Quien haya estado alguna vez ahí sabrá que el encanto del Chelsea era su nula cosmética, su higiene inexistente y su polvosa antigüedad; si no, ¿de qué otra forma podría haber convivido la boa constrictora de Alice Cooper con las pantorrillas de Jimmy Hendrix en los pasillos del hotel? También ahí, en sus ruinosas habitaciones, se liaron Leonard Cohen y Janis Joplin; Bob Dylan escribió un montón de canciones y, gracias a sus muros de espesor insólito, podían estar los Velvet Underground en pleno ensayo general y, en la habitación de al lado, Allen Ginsberg escribiendo un poema zen. El Chelsea, reconvertido en un impecable hotel-boutique, no será el Chelsea; Stanley Bard, que estuvo en la recepción los últimos 50 años y que hoy engrosa, junto con la inquietante Wendy, las filas del desempleo, dice que su secreto era la manga ancha y la vista gorda.
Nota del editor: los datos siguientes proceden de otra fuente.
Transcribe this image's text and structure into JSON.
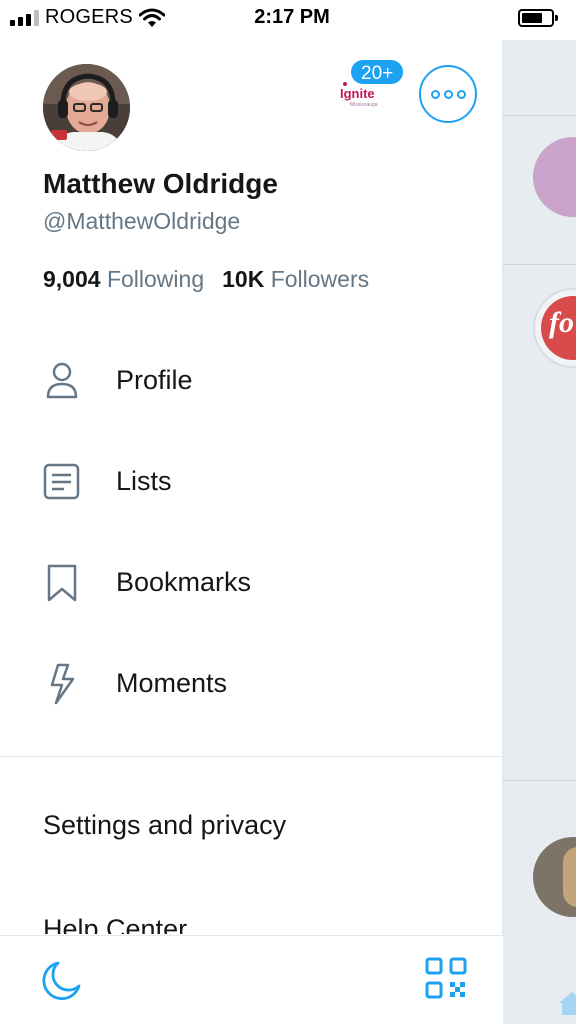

Respecto a la escalofriante historia de Sid Vicious y de su novia Nancy Spungen, que murió apuñalada en el baño de la habitación 100, Bard dice que, después del incidente, Sid bajó a la recepción para decirle una cosa que ilustra el irresistible charme que tenía el viejo edificio: "Nancy está muerta. ¿Me puedo quedar con la habitación?".